Sorry just getting caught up on this thread, but the varnish-vs-UOA question is a fascinating one.
If the engine is varnished but is clean on all the *functional* surfaces, does it matter? Is there any test for ACEA or API or ILSAC that address varnishing on non-functional surfaces? It seems to me that there are deposits that matter and deposits that don't. Lots of whales live quite long and happy lives completely encrusted with barnacles.
As I've posted, the J35 in my 2005 Odyssey had become very heavily varnished over years of using entry-level oils like PP with the VCM still active and changing by OLM.
But if compression is good, oil consumption is very low and all other indicators are fine, does the varnish matter?
I don't know. I don't like varnish. I like that VRP is removing it. But if it wasn't removed, I can't say it would amount to much that I can measure. It just looks bad and nothing more.
And I have no idea how a UOA could flag varnish or not varnishing. It seems by nature that the oil you are sampling was that which didn't react to form varnish, so how could UOA ever flag varnishing tendency?
UOA won't tell you about varnish, and that's a problem IMHO.
The thing with varnish is what it is: a precipitate; contaminants that fall out of suspension because the additive package is no longer able to keep them in suspension (the detergents and dispersants, whose role is to prevent agglomeration of suspended contaminants and keep them in suspension, are overwhelmed). Varnish most readily accrues in areas of low flow, though lower temperatures (valve covers for example) are also prime targets. The ring pack has a low rate of flow through it, so an oil that is already fully saturated with contaminants is going to be far less resistant to coking and leaving deposits in the ring land area, primarily the oil control rings.

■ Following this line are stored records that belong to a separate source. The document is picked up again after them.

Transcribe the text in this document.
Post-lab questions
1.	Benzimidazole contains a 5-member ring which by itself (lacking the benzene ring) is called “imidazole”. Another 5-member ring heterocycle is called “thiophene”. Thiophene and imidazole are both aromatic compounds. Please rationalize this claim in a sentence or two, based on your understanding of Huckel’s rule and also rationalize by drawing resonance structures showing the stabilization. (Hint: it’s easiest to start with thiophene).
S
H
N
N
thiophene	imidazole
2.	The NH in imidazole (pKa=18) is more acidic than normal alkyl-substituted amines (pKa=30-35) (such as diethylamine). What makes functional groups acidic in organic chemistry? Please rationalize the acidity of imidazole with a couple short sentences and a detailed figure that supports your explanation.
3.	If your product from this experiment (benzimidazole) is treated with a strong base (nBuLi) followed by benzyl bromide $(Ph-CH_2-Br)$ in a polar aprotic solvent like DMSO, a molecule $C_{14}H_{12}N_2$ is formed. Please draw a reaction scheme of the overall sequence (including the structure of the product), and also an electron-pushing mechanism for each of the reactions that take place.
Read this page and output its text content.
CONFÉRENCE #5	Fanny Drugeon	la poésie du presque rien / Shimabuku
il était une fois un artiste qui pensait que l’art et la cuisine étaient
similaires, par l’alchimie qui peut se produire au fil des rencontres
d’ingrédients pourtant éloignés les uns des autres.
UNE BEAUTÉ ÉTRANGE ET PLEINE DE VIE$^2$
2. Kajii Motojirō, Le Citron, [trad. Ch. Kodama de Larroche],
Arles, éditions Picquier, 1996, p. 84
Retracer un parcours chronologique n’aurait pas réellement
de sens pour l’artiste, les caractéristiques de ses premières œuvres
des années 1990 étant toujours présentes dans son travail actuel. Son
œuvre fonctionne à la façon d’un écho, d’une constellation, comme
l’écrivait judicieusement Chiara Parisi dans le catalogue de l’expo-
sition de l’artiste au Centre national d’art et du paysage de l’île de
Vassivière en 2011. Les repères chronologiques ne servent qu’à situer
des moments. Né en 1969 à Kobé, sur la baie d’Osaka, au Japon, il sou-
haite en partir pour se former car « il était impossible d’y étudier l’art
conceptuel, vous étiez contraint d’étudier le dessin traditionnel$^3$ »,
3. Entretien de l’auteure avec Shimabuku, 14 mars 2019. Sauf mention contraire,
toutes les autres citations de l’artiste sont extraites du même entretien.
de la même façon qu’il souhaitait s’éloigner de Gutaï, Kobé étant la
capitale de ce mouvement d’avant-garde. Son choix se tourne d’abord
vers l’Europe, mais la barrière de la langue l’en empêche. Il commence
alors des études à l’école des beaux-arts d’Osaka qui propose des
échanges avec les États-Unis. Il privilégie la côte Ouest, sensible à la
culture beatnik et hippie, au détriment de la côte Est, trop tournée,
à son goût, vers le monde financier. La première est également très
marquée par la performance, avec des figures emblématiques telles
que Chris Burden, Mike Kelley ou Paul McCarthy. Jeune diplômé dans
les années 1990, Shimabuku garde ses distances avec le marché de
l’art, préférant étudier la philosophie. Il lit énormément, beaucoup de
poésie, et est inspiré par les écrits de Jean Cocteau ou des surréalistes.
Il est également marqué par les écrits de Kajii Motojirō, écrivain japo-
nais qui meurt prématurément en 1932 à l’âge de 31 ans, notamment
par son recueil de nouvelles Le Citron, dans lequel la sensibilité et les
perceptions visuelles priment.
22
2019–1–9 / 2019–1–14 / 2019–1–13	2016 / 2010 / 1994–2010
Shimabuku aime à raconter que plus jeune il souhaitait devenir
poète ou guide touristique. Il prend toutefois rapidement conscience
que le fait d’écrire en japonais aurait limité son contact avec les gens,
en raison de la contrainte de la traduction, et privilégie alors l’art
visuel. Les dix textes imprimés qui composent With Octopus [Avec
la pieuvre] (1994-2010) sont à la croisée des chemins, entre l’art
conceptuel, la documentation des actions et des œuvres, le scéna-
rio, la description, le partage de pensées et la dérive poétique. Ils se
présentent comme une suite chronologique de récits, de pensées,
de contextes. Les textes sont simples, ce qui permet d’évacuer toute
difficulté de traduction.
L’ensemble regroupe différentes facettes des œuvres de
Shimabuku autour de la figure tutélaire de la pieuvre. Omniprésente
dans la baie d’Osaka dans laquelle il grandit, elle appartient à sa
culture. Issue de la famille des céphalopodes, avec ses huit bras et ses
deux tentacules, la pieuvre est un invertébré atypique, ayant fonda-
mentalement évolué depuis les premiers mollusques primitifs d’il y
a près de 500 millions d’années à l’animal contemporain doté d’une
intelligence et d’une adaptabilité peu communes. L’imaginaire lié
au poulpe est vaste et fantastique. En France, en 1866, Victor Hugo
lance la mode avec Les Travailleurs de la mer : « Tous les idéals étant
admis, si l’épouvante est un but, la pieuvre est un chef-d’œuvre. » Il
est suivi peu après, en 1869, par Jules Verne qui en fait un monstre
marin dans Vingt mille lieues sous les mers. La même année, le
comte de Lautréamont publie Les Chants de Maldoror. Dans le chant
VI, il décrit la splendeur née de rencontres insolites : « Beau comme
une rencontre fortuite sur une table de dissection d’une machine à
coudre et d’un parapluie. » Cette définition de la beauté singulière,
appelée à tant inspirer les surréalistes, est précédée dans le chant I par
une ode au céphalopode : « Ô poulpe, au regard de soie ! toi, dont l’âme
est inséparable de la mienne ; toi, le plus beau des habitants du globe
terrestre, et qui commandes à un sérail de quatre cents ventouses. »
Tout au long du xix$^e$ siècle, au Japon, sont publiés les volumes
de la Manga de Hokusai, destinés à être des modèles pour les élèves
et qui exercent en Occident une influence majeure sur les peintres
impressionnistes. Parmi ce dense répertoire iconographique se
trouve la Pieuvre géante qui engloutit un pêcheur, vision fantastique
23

Back in the early 2000's a buddy of mine had a pretty heavily varnished 302 that we tore down to rebuild. It was running one of the stock heads from my engine because it broke a valve spring and burned a valve on nitrous at the track one night. My engine had a better maintenance history (I had been running M1 in it) and the heads were spotless. So he had one super clean head and one that was varnish city when we tore it down, lol.
We knew his engine was tired, as he had to run 20W-50 in it to keep normal oil pressure (GTX 20W-50). We expected the bearings to not look great and we were on the money, they were all to the copper.
However, what surprised me was that all of the rings were sticky, with the oil control rings basically glued into their lands with varnish. The compression rings moved, though not all that freely, and the engine still had decent compression, but the oil control rings were not functioning properly, if it all.
So, my concern with varnish is that if you have it where you can see it, the odds are incredibly high that you also have it where you can't. Some engines are going to be considerably more tolerant of this than others, like that old 302, while others are going to drink oil or manifest the impact in other ways.
Varnish is never *good*, but in some applications its impact may not be readily quantified, as operation doesn't seem obviously impacted by its presence.